There are also concerns from the device user perspective, with the ease of use mobile devices in the workplace having a large impact on just how quickly changes occur.
What is potentially important is that putting BYOD and mobility systems in place could be key to attracting top level staff in future, Chew said, and this means organisations need to be prepared for any changes.
“If you want to attract the high calibre employees that are coming through, over time they will expect to have the same kind of access to applications and services in work in the same way as they would in their private lives,” he said. “Companies are going to have to think about having the right kind of security and profile policies to support that over time.”

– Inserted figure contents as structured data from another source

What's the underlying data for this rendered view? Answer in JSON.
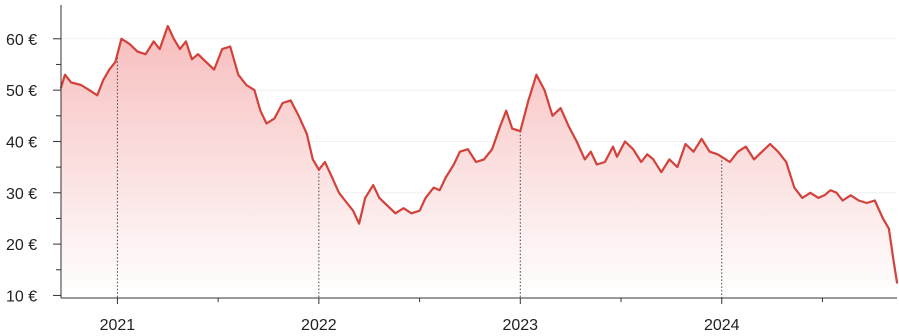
{
  "chart_data": {
    "type": "area",
    "title": "",
    "xlabel": "",
    "ylabel": "",
    "currency_suffix": " €",
    "xlim": [
      2020.72,
      2024.87
    ],
    "ylim": [
      9.5,
      66
    ],
    "y_ticks": [
      10,
      20,
      30,
      40,
      50,
      60
    ],
    "y_tick_labels": [
      "10 €",
      "20 €",
      "30 €",
      "40 €",
      "50 €",
      "60 €"
    ],
    "x_ticks": [
      2021,
      2022,
      2023,
      2024
    ],
    "x_tick_labels": [
      "2021",
      "2022",
      "2023",
      "2024"
    ],
    "year_markers": [
      2021,
      2022,
      2023,
      2024
    ],
    "grid": true,
    "legend": "none",
    "colors": {
      "line": "#d2413a",
      "fill_top": "#f7b9b9",
      "fill_bottom": "#ffffff"
    },
    "series": [
      {
        "x": [
          2020.72,
          2020.74,
          2020.77,
          2020.82,
          2020.86,
          2020.9,
          2020.93,
          2020.96,
          2020.99,
          2021.02,
          2021.06,
          2021.1,
          2021.14,
          2021.18,
          2021.21,
          2021.25,
          2021.28,
          2021.31,
          2021.34,
          2021.37,
          2021.4,
          2021.44,
          2021.48,
          2021.52,
          2021.56,
          2021.6,
          2021.64,
          2021.68,
          2021.71,
          2021.74,
          2021.78,
          2021.82,
          2021.86,
          2021.9,
          2021.94,
          2021.97,
          2022.0,
          2022.03,
          2022.06,
          2022.1,
          2022.13,
          2022.17,
          2022.2,
          2022.23,
          2022.27,
          2022.3,
          2022.34,
          2022.38,
          2022.42,
          2022.46,
          2022.5,
          2022.53,
          2022.57,
          2022.6,
          2022.63,
          2022.67,
          2022.7,
          2022.74,
          2022.78,
          2022.82,
          2022.86,
          2022.9,
          2022.93,
          2022.96,
          2023.0,
          2023.04,
          2023.08,
          2023.12,
          2023.16,
          2023.2,
          2023.24,
          2023.28,
          2023.32,
          2023.35,
          2023.38,
          2023.42,
          2023.46,
          2023.48,
          2023.52,
          2023.56,
          2023.6,
          2023.63,
          2023.66,
          2023.7,
          2023.74,
          2023.78,
          2023.82,
          2023.86,
          2023.9,
          2023.94,
          2023.98,
          2024.0,
          2024.04,
          2024.08,
          2024.12,
          2024.16,
          2024.2,
          2024.24,
          2024.28,
          2024.32,
          2024.36,
          2024.4,
          2024.44,
          2024.48,
          2024.51,
          2024.54,
          2024.57,
          2024.6,
          2024.64,
          2024.68,
          2024.72,
          2024.76,
          2024.8,
          2024.83,
          2024.85,
          2024.87
        ],
        "values": [
          50.5,
          53.0,
          51.5,
          51.0,
          50.0,
          49.0,
          52.0,
          54.0,
          55.5,
          60.0,
          59.0,
          57.5,
          57.0,
          59.5,
          58.0,
          62.5,
          60.0,
          58.0,
          59.5,
          56.0,
          57.0,
          55.5,
          54.0,
          58.0,
          58.5,
          53.0,
          51.0,
          50.0,
          46.0,
          43.5,
          44.5,
          47.5,
          48.0,
          45.0,
          41.5,
          36.5,
          34.5,
          36.0,
          33.5,
          30.0,
          28.5,
          26.5,
          24.0,
          29.0,
          31.5,
          29.0,
          27.5,
          26.0,
          27.0,
          26.0,
          26.5,
          29.0,
          31.0,
          30.5,
          33.0,
          35.5,
          38.0,
          38.5,
          36.0,
          36.5,
          38.5,
          43.0,
          46.0,
          42.5,
          42.0,
          48.0,
          53.0,
          50.0,
          45.0,
          46.5,
          43.0,
          40.0,
          36.5,
          38.0,
          35.5,
          36.0,
          39.0,
          37.0,
          40.0,
          38.5,
          36.0,
          37.5,
          36.5,
          34.0,
          36.5,
          35.0,
          39.5,
          38.0,
          40.5,
          38.0,
          37.5,
          37.0,
          36.0,
          38.0,
          39.0,
          36.5,
          38.0,
          39.5,
          38.0,
          36.0,
          31.0,
          29.0,
          30.0,
          29.0,
          29.5,
          30.5,
          30.0,
          28.5,
          29.5,
          28.5,
          28.0,
          28.5,
          25.0,
          23.0,
          17.5,
          12.5
        ]
      }
    ]
  }
}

In addition there is another challenge on the horizon for IT staff, the prospect of bring your own device.
66 percent of respondents in the UK say that they find the use of applications important. A significant proportion are using between one to nine apps, while 20 percent are using ten or more on a regular basis. Although, currently, 18 percent predominantly use apps for work purposes, Cisco expects this number to grow “dramatically”. While this is likely to mean employees increasingly using apps developed by a company itself, there is also expected to be an increase in the number of third party apps. This is likely to cause headaches for IT departments having to mitigate security risks.
However Chew expects attitudes to shift in future. “Over time people will take less draconian views on using common applications that are publicly available.”